First off, no “meat alternative” is going to taste like meat. Not really.
Fried chickpea burgers don’t taste like burgers. Fried potato/carrot burgers don’t taste like burgers. Cooked jackfruit doesn’t taste like a burger. And certainly, tofu does not taste like a burger. They can take care of the wish to eat fried food, or the wish to have some kind of filling protein, but they don’t really taste like meat.
Second, a substantial amount of Catholic medieval cuisine (at least in the West) was dedicated to making things that you could eat on days of abstinence look like things you couldn’t eat. And this was in the days when Lent meant abstaining from eggs and dairy products, as is still the discipline in the Eastern churches.
So yup, people used mushy peas as a butter alternative on their bread. They used almond milk as a milk alternative. They used almond pudding “cheese” as a cheese alternative, and fake almond “eggs” as an egg alternative. They made fish look like things that were not fish.
And to be honest, it actually underlines the sacrifice, because none of these things taste like the stuff they were skipping.

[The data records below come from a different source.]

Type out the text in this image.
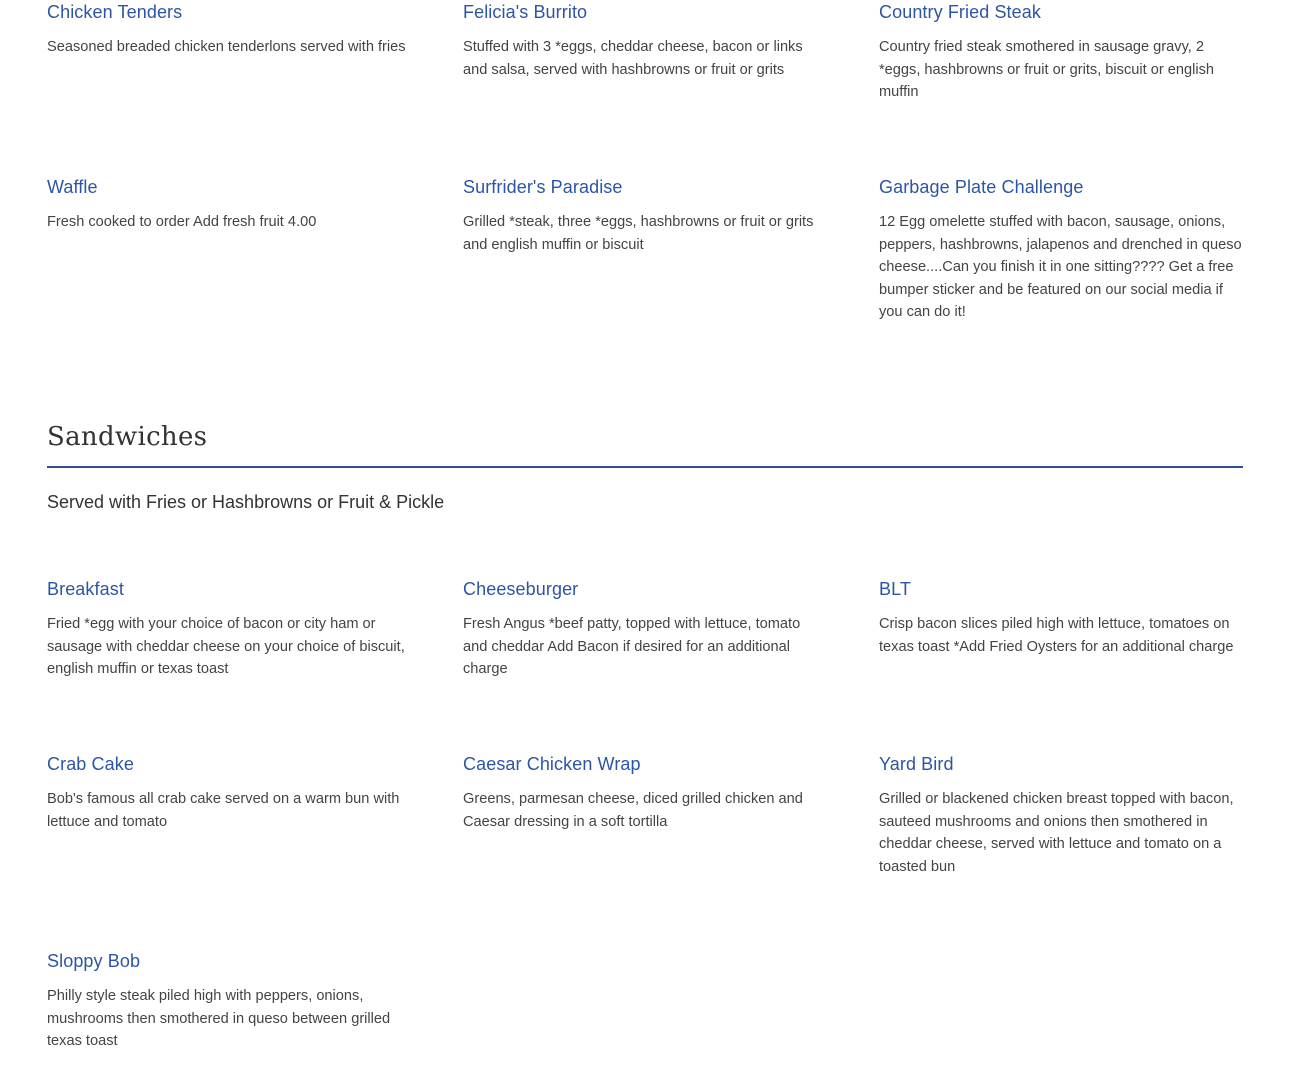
Chicken Tenders

Seasoned breaded chicken tenderlons served with fries

Felicia's Burrito

Stuffed with 3 *eggs, cheddar cheese, bacon or links and salsa, served with hashbrowns or fruit or grits

Country Fried Steak

Country fried steak smothered in sausage gravy, 2 *eggs, hashbrowns or fruit or grits, biscuit or english muffin

Waffle

Fresh cooked to order Add fresh fruit 4.00

Surfrider's Paradise

Grilled *steak, three *eggs, hashbrowns or fruit or grits and english muffin or biscuit

Garbage Plate Challenge

12 Egg omelette stuffed with bacon, sausage, onions, peppers, hashbrowns, jalapenos and drenched in queso cheese....Can you finish it in one sitting???? Get a free bumper sticker and be featured on our social media if you can do it!

Sandwiches

Served with Fries or Hashbrowns or Fruit & Pickle

Breakfast

Fried *egg with your choice of bacon or city ham or sausage with cheddar cheese on your choice of biscuit, english muffin or texas toast

Cheeseburger

Fresh Angus *beef patty, topped with lettuce, tomato and cheddar Add Bacon if desired for an additional charge

BLT

Crisp bacon slices piled high with lettuce, tomatoes on texas toast *Add Fried Oysters for an additional charge

Crab Cake

Bob's famous all crab cake served on a warm bun with lettuce and tomato

Caesar Chicken Wrap

Greens, parmesan cheese, diced grilled chicken and Caesar dressing in a soft tortilla

Yard Bird

Grilled or blackened chicken breast topped with bacon, sauteed mushrooms and onions then smothered in cheddar cheese, served with lettuce and tomato on a toasted bun

Sloppy Bob

Philly style steak piled high with peppers, onions, mushrooms then smothered in queso between grilled texas toast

But we aren’t supposed to go around fasting with sad looks on our faces, so having some food “jokes” and alternatives gives people a bit of encouragement. It helps them eat the amount they need for their bodies to keep running, when the food would otherwise just depress their appetites. That’s not cheating; it’s kindness and generosity.
Mother Church allows and encourages it, just as many mothers cook strange recipes to help their kids eat their vegetables without being bored or horrified by them. And that’s why, in Catholic countries, every cookbook still includes a lot of recipes for Lenten dishes.
If you feel called to fast more strictly, and can do it safely, then that’s good and praiseworthy. You will be going into a stricter form of spiritual exercise. But making judgments about other people is not fair. This is not the Olympics; we are not all champion ascetics. We just should try to do what we can, out of love, and not worry about what other people are doing or what they think. God gives us all different gifts, and so we all work for Him a little bit differently.